The implication of having this level of metadata is greater still in that it has the potential to transform MAMs forever. How? By making each digital storage device holding media simply one of a countless number of storage nodes in a ubiquitous, virtual MAM available to anyone with the right permissions at any time from any place with an internet connection.
The future of MAM for broadcast
AI-enhanced MAM storage in television will touch many workflows. In the newsroom, access to an AI-enhanced MAM will increase the productivity of reporters and editors who need to find archived footage for a story.
During live news and public affairs broadcast, such a MAM will make it practical for a show producer to find stored clips on the fly that are pertinent to what a guest or host is discussing, and for management, having this level of metadata will make it far easier to complete documentation regularly required to prove compliance with FCC regulations.

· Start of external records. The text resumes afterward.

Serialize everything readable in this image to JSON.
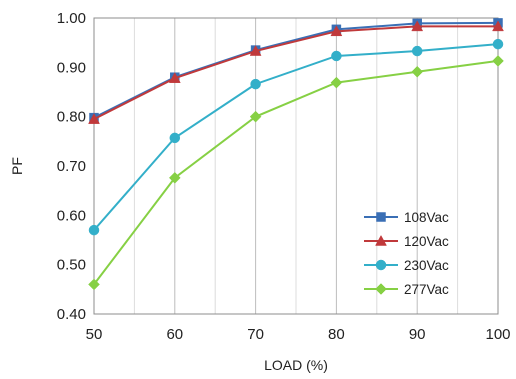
{
  "chart_data": {
    "type": "line",
    "xlabel": "LOAD (%)",
    "ylabel": "PF",
    "x": [
      50,
      60,
      70,
      80,
      90,
      100
    ],
    "xlim": [
      50,
      100
    ],
    "ylim": [
      0.4,
      1.0
    ],
    "x_ticks": [
      "50",
      "60",
      "70",
      "80",
      "90",
      "100"
    ],
    "y_ticks": [
      "0.40",
      "0.50",
      "0.60",
      "0.70",
      "0.80",
      "0.90",
      "1.00"
    ],
    "grid": "vertical",
    "legend_position": "bottom-right",
    "series": [
      {
        "name": "108Vac",
        "color": "#3a6fb5",
        "marker": "square",
        "values": [
          0.798,
          0.88,
          0.935,
          0.977,
          0.989,
          0.99
        ]
      },
      {
        "name": "120Vac",
        "color": "#c0393b",
        "marker": "triangle",
        "values": [
          0.795,
          0.878,
          0.933,
          0.973,
          0.983,
          0.983
        ]
      },
      {
        "name": "230Vac",
        "color": "#33afc9",
        "marker": "circle",
        "values": [
          0.57,
          0.757,
          0.866,
          0.923,
          0.933,
          0.947
        ]
      },
      {
        "name": "277Vac",
        "color": "#86d044",
        "marker": "diamond",
        "values": [
          0.46,
          0.676,
          0.8,
          0.869,
          0.891,
          0.913
        ]
      }
    ]
  }
}
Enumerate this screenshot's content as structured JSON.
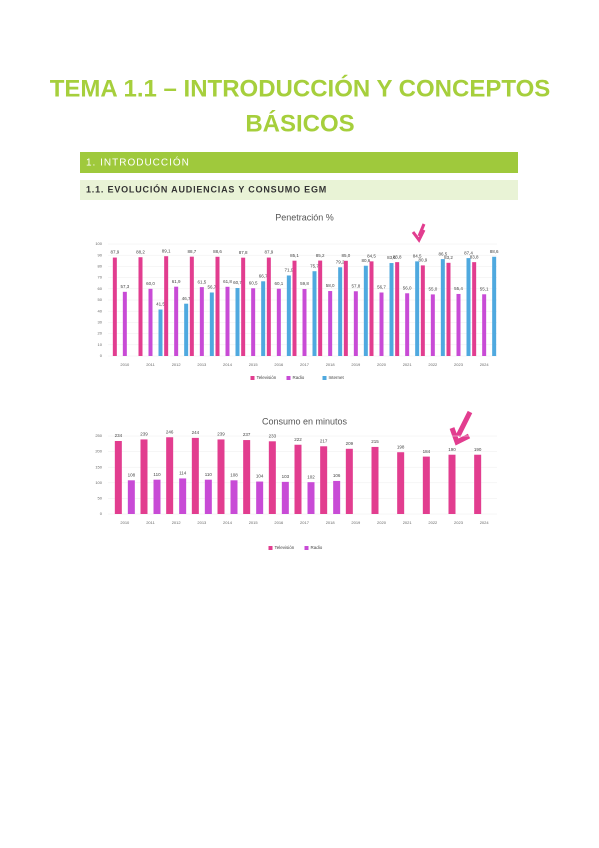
{
  "header": {
    "title_line1": "TEMA 1.1 – INTRODUCCIÓN Y CONCEPTOS",
    "title_line2": "BÁSICOS"
  },
  "sections": {
    "section": "1. INTRODUCCIÓN",
    "subsection": "1.1. EVOLUCIÓN AUDIENCIAS Y CONSUMO EGM"
  },
  "chart_data": [
    {
      "type": "bar",
      "title": "Penetración %",
      "categories": [
        "2010",
        "2011",
        "2012",
        "2013",
        "2014",
        "2015",
        "2016",
        "2017",
        "2018",
        "2019",
        "2020",
        "2021",
        "2022",
        "2023",
        "2024"
      ],
      "ylim": [
        0,
        100
      ],
      "yticks": [
        0,
        10,
        20,
        30,
        40,
        50,
        60,
        70,
        80,
        90,
        100
      ],
      "series": [
        {
          "name": "Televisión",
          "color": "#e23d8f",
          "values": [
            87.9,
            88.2,
            89.1,
            88.7,
            88.6,
            87.8,
            87.9,
            85.1,
            85.2,
            85.0,
            84.5,
            83.8,
            80.9,
            83.2,
            83.8
          ],
          "value_labels": [
            "87,9",
            "88,2",
            "89,1",
            "88,7",
            "88,6",
            "87,8",
            "87,9",
            "85,1",
            "85,2",
            "85,0",
            "84,5",
            "83,8",
            "80,9",
            "83,2",
            "83,8"
          ]
        },
        {
          "name": "Radio",
          "color": "#c84bd6",
          "values": [
            57.3,
            60.0,
            61.9,
            61.5,
            61.8,
            60.5,
            60.1,
            59.8,
            58.0,
            57.8,
            56.7,
            56.0,
            55.0,
            55.4,
            55.1
          ],
          "value_labels": [
            "57,3",
            "60,0",
            "61,9",
            "61,5",
            "61,8",
            "60,5",
            "60,1",
            "59,8",
            "58,0",
            "57,8",
            "56,7",
            "56,0",
            "55,0",
            "55,4",
            "55,1"
          ]
        },
        {
          "name": "Internet",
          "color": "#4fa9df",
          "values": [
            null,
            41.5,
            46.7,
            56.7,
            60.7,
            66.7,
            71.9,
            75.7,
            79.2,
            80.6,
            83.0,
            84.5,
            86.5,
            87.4,
            88.6
          ],
          "value_labels": [
            null,
            "41,5",
            "46,7",
            "56,7",
            "60,7",
            "66,7",
            "71,9",
            "75,7",
            "79,2",
            "80,6",
            "83,0",
            "84,5",
            "86,5",
            "87,4",
            "88,6"
          ]
        }
      ]
    },
    {
      "type": "bar",
      "title": "Consumo en minutos",
      "categories": [
        "2010",
        "2011",
        "2012",
        "2013",
        "2014",
        "2015",
        "2016",
        "2017",
        "2018",
        "2019",
        "2020",
        "2021",
        "2022",
        "2023",
        "2024"
      ],
      "ylim": [
        0,
        250
      ],
      "yticks": [
        0,
        50,
        100,
        150,
        200,
        250
      ],
      "series": [
        {
          "name": "Televisión",
          "color": "#e23d8f",
          "values": [
            234,
            239,
            246,
            244,
            239,
            237,
            233,
            222,
            217,
            209,
            215,
            198,
            184,
            190,
            190
          ]
        },
        {
          "name": "Radio",
          "color": "#c84bd6",
          "values": [
            108,
            110,
            114,
            110,
            108,
            104,
            103,
            102,
            106,
            null,
            null,
            null,
            null,
            null,
            null
          ]
        }
      ]
    }
  ]
}
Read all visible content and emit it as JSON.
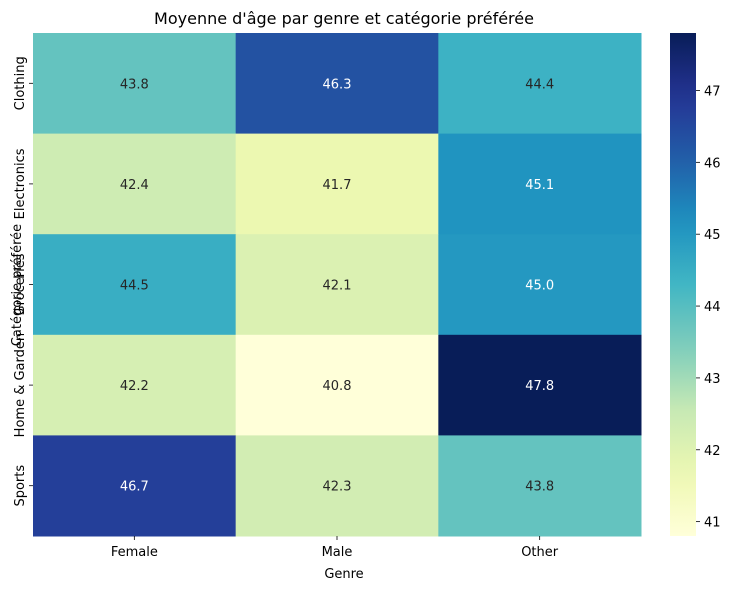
{
  "chart_data": {
    "type": "heatmap",
    "title": "Moyenne d'âge par genre et catégorie préférée",
    "xlabel": "Genre",
    "ylabel": "Catégorie préférée",
    "x_categories": [
      "Female",
      "Male",
      "Other"
    ],
    "y_categories": [
      "Clothing",
      "Electronics",
      "Groceries",
      "Home & Garden",
      "Sports"
    ],
    "values": [
      [
        43.8,
        46.3,
        44.4
      ],
      [
        42.4,
        41.7,
        45.1
      ],
      [
        44.5,
        42.1,
        45.0
      ],
      [
        42.2,
        40.8,
        47.8
      ],
      [
        46.7,
        42.3,
        43.8
      ]
    ],
    "value_labels": [
      [
        "43.8",
        "46.3",
        "44.4"
      ],
      [
        "42.4",
        "41.7",
        "45.1"
      ],
      [
        "44.5",
        "42.1",
        "45.0"
      ],
      [
        "42.2",
        "40.8",
        "47.8"
      ],
      [
        "46.7",
        "42.3",
        "43.8"
      ]
    ],
    "colormap": "YlGnBu",
    "colorbar": {
      "vmin": 40.8,
      "vmax": 47.8,
      "ticks": [
        41,
        42,
        43,
        44,
        45,
        46,
        47
      ],
      "tick_labels": [
        "41",
        "42",
        "43",
        "44",
        "45",
        "46",
        "47"
      ]
    }
  }
}
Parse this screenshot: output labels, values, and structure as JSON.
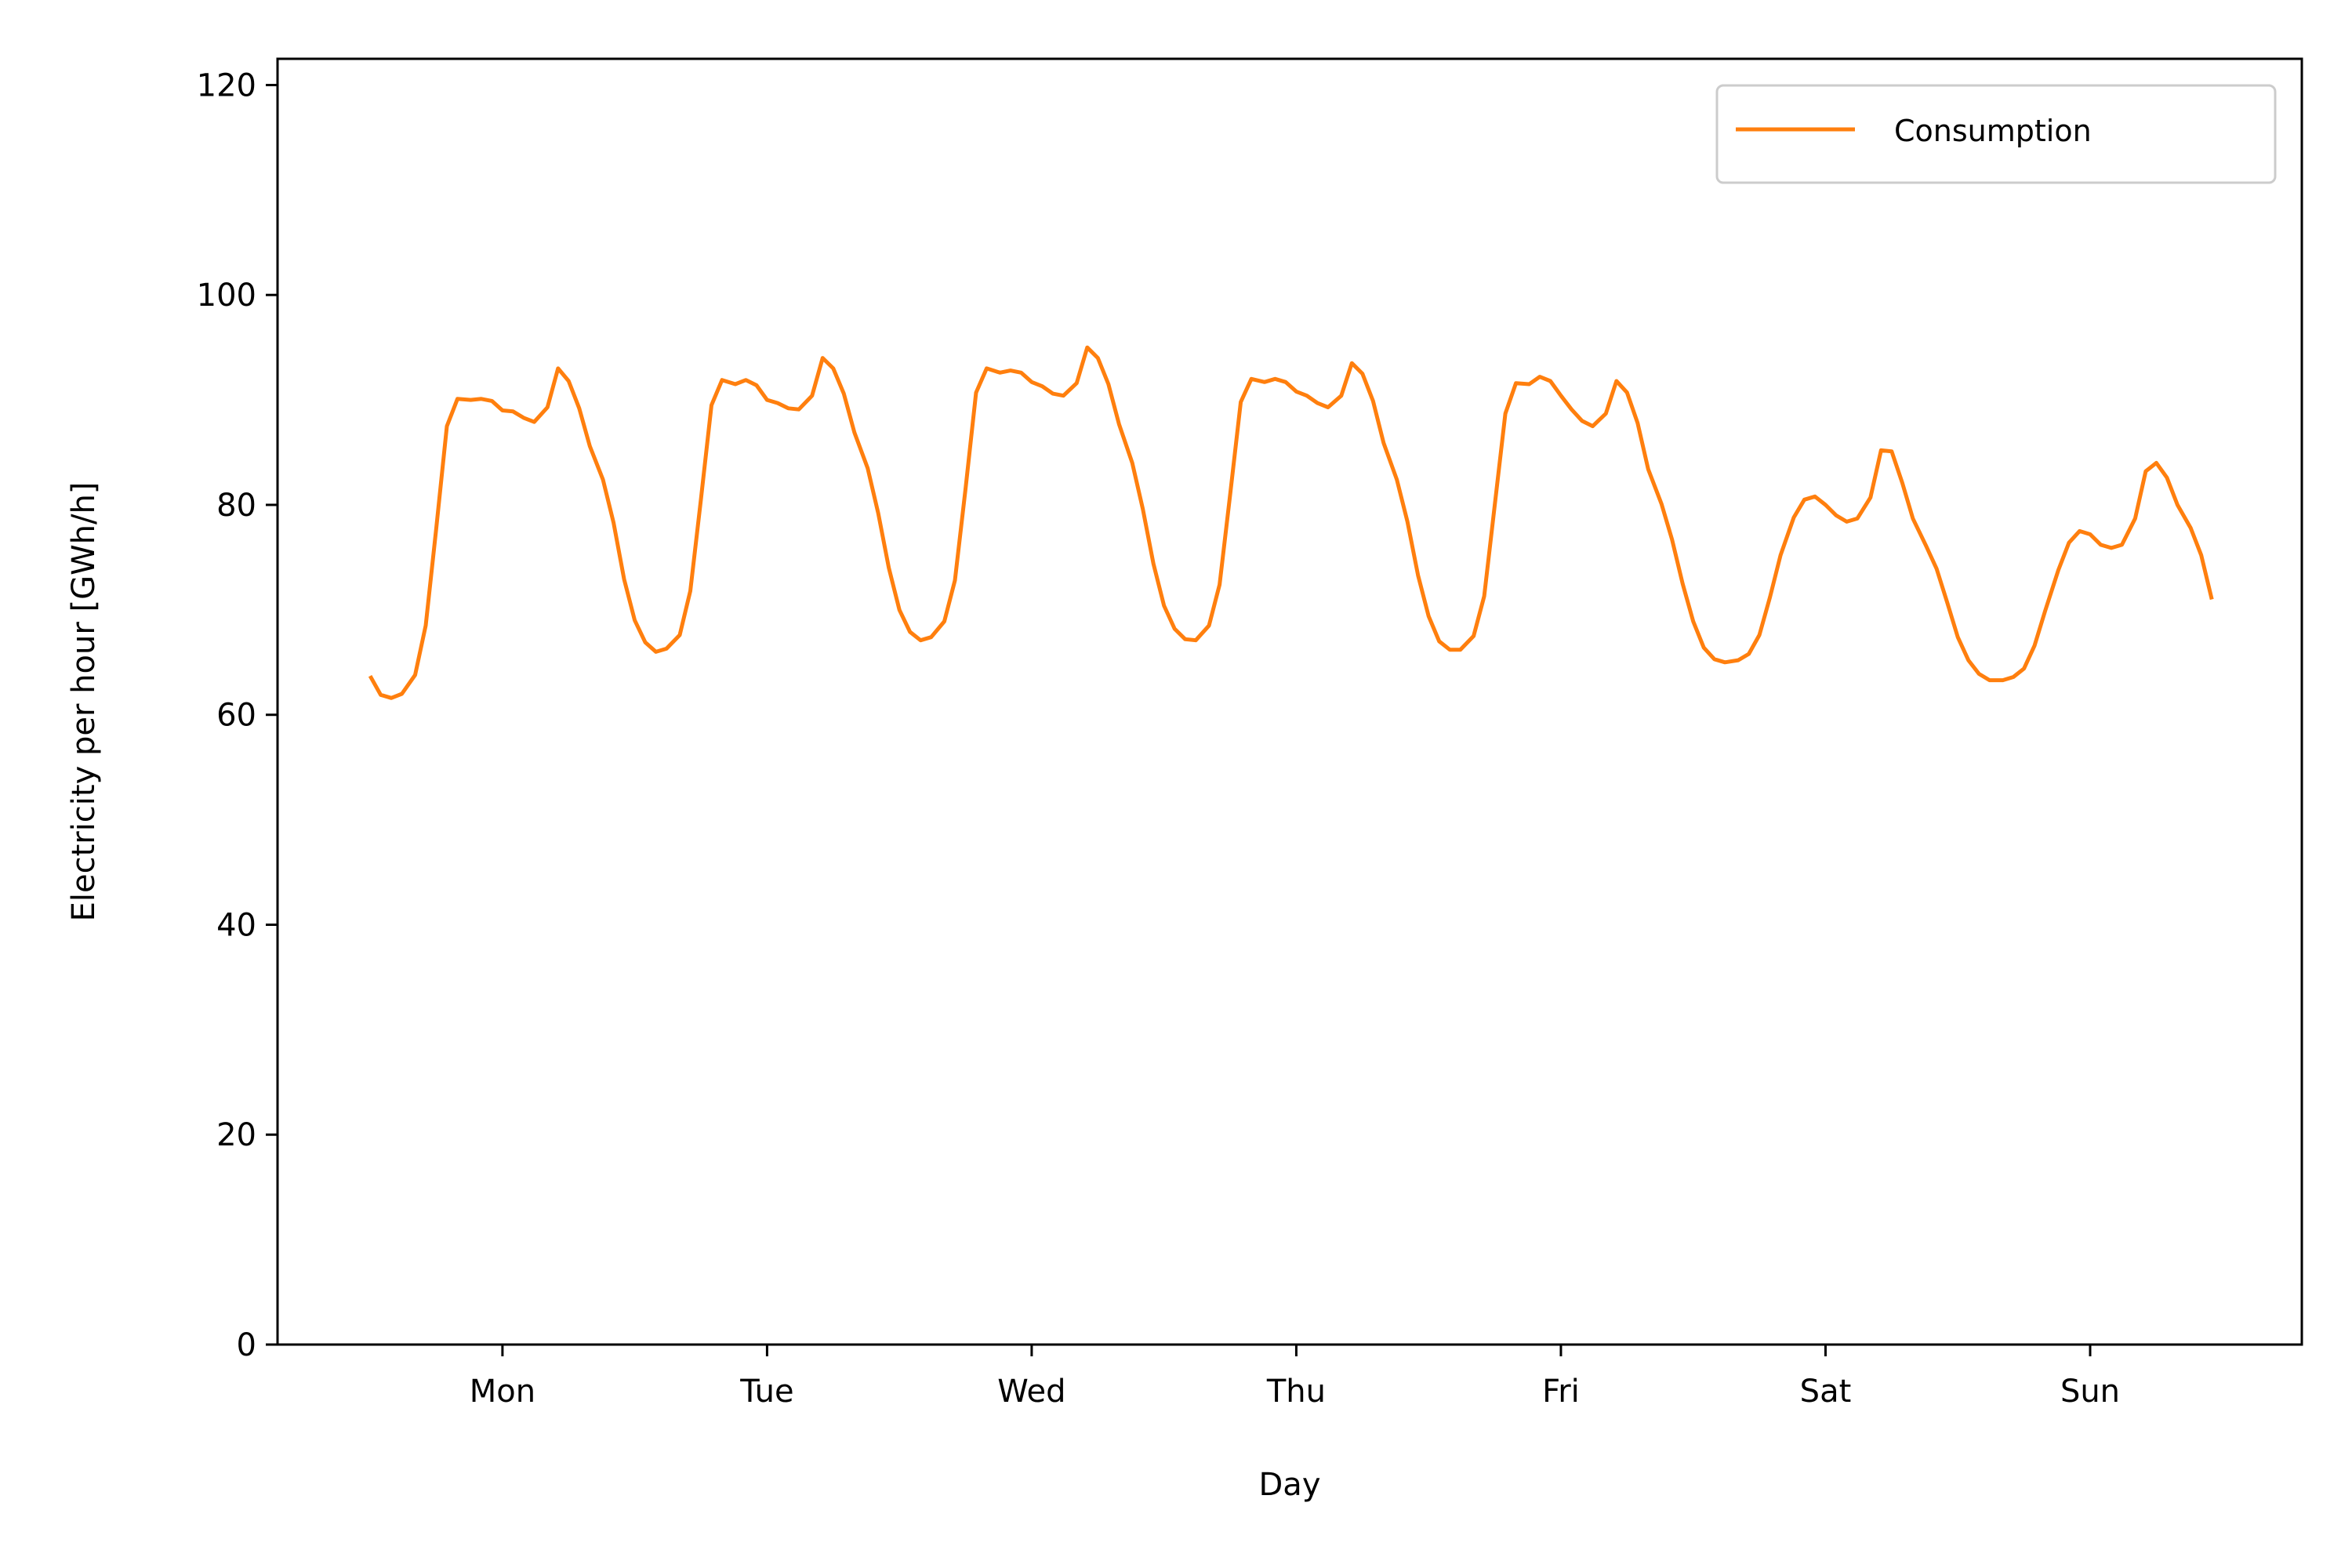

Similarly, in post-production AI-enhanced MAM storage will make it easier to find the right takes while editing and quickly identify archived clips for things like establishing shots or even suitable substitute shots in some instances when plans change.
But this is just the beginning of how AI-enhanced MAM storage ultimately will affect content creation. One day in the not too distant future it will be possible for reporters writing stories, editors populating NLE timelines and others to begin their creative process and have their scriptwriting or editing tool pull up stored clips that AI technology determines might be appropriate for the work in progress.
For instance, as TV reporter working on a story about a ballot recount in George begins typing the words “Brad Raffensperger” (the Georgia Secretary of State), a clip in which he says “It looks like Vice President Biden will be carrying Georgia” automatically pops up for the reporter, who can make the choice to use or disregard it. Further along in the story, when the reporter types “President Trump counters,” a relevant clip from the 45-minute speech made Dec. 2 in which he laid out election fraud allegations pops up. Once again, the reporter can choose to use the clip or leave it out of the story.
When that day arrives, the desire to find the right video clip and the ability to actually do so will be evenly matched.